Section 5 – Life as an astronaut
- What would you include in your astronaut training programme, to help prepare the astronauts for a Moon mission? (Max 300 words).
- To ensure the capabilities of the crew, there will have to be many tests and immersive programs which are going to prepare scientists for maintaining the first ever base on a moon. Thus, preparation will be similar to ISS training with a focus on autonomous control without the need to communicate with Earth.
- There will be on site training with mission simulations which prepare the crew for the hardships which are probable to encounter. Moreover, participants will also be taught moon base resource management skills and learn to develop and share situational awareness în a complex mission environment.
- Moreover, courses on developing better active learning skills, communication protocols and how to package comm-loop calls are to be added to the schedule. Thus, there would also be a need to discuss Gateway related operations, including a required tele-operation element and a reference mission for lunar surface landing sites and traverses.
- In addition, the team will have to be familiarised with the exploration extravehicular mobility unit for astronauts. As well as this, there is going to be a simulation in which operational architecture integrates science and rover operations within a control room which is to accustom the crew with remote control of the rovers on site.
- Therefore, our crew will have to take part in a tailored program of 3 weeks which is tol fully accustom them with the way Selene is going to be operated and constructed.
- What space vehicles will your future Moon mission need? Describe the vehicles found in your Moon camp and consider how you will travel to and from Earth, and explore new destinations on the Moon’s surface. (Max 150 words).
- In order to efficiently explore vast surfaces on the moon, the moon camp will dispose of multiple types of vehicles.

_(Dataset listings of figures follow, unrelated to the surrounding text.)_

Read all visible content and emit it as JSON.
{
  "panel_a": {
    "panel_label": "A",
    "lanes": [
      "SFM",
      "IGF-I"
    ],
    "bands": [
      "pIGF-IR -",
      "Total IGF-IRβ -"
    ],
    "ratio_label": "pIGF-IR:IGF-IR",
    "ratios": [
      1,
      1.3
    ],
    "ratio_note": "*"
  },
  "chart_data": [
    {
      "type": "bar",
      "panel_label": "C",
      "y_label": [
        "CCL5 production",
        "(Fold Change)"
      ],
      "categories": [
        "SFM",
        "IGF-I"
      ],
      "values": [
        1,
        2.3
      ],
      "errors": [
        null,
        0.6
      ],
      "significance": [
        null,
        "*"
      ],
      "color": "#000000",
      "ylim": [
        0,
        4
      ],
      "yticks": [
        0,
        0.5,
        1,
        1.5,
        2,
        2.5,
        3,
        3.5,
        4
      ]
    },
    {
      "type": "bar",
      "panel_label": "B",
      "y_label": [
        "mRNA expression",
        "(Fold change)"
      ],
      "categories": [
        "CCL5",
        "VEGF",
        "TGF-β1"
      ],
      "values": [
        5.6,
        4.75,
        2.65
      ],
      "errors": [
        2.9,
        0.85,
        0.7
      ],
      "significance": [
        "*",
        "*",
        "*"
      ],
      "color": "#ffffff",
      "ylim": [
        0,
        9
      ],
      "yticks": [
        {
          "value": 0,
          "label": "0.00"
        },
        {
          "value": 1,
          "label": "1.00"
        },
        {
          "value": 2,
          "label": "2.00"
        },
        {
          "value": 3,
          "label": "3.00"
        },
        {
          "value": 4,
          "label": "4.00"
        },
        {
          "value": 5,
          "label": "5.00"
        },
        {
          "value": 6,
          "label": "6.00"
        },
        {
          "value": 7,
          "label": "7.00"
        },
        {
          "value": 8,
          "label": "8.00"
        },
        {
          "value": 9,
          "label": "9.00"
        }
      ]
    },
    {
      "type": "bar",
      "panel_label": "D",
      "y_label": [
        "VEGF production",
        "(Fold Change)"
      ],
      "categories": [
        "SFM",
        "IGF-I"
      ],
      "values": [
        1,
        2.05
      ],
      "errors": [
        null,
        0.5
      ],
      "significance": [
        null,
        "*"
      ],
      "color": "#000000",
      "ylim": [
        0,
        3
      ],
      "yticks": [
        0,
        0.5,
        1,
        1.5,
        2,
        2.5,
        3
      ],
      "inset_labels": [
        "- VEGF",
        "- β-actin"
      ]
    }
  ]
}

Thus, there are to be two types of autonomous rovers: one designed for the extraction and transportation of water ice while the other used for scouting of new terrain. For long distance missions, astronauts will also make use of a crewed vehicle. This will have to be equipped with a pressurised module able to accommodate up to three people and be completely self-sufficient for multiple days at a time.
- When it comes to the journey to and from Earth, this will be performed in two stages: First, astronauts will leave Earth on a rocket which will take them to the lunar orbit. Then, the capsule will rendezvous with NASA’s lunar gateway, where the crew will embark on a lander in order to arrive on the surface of the moon.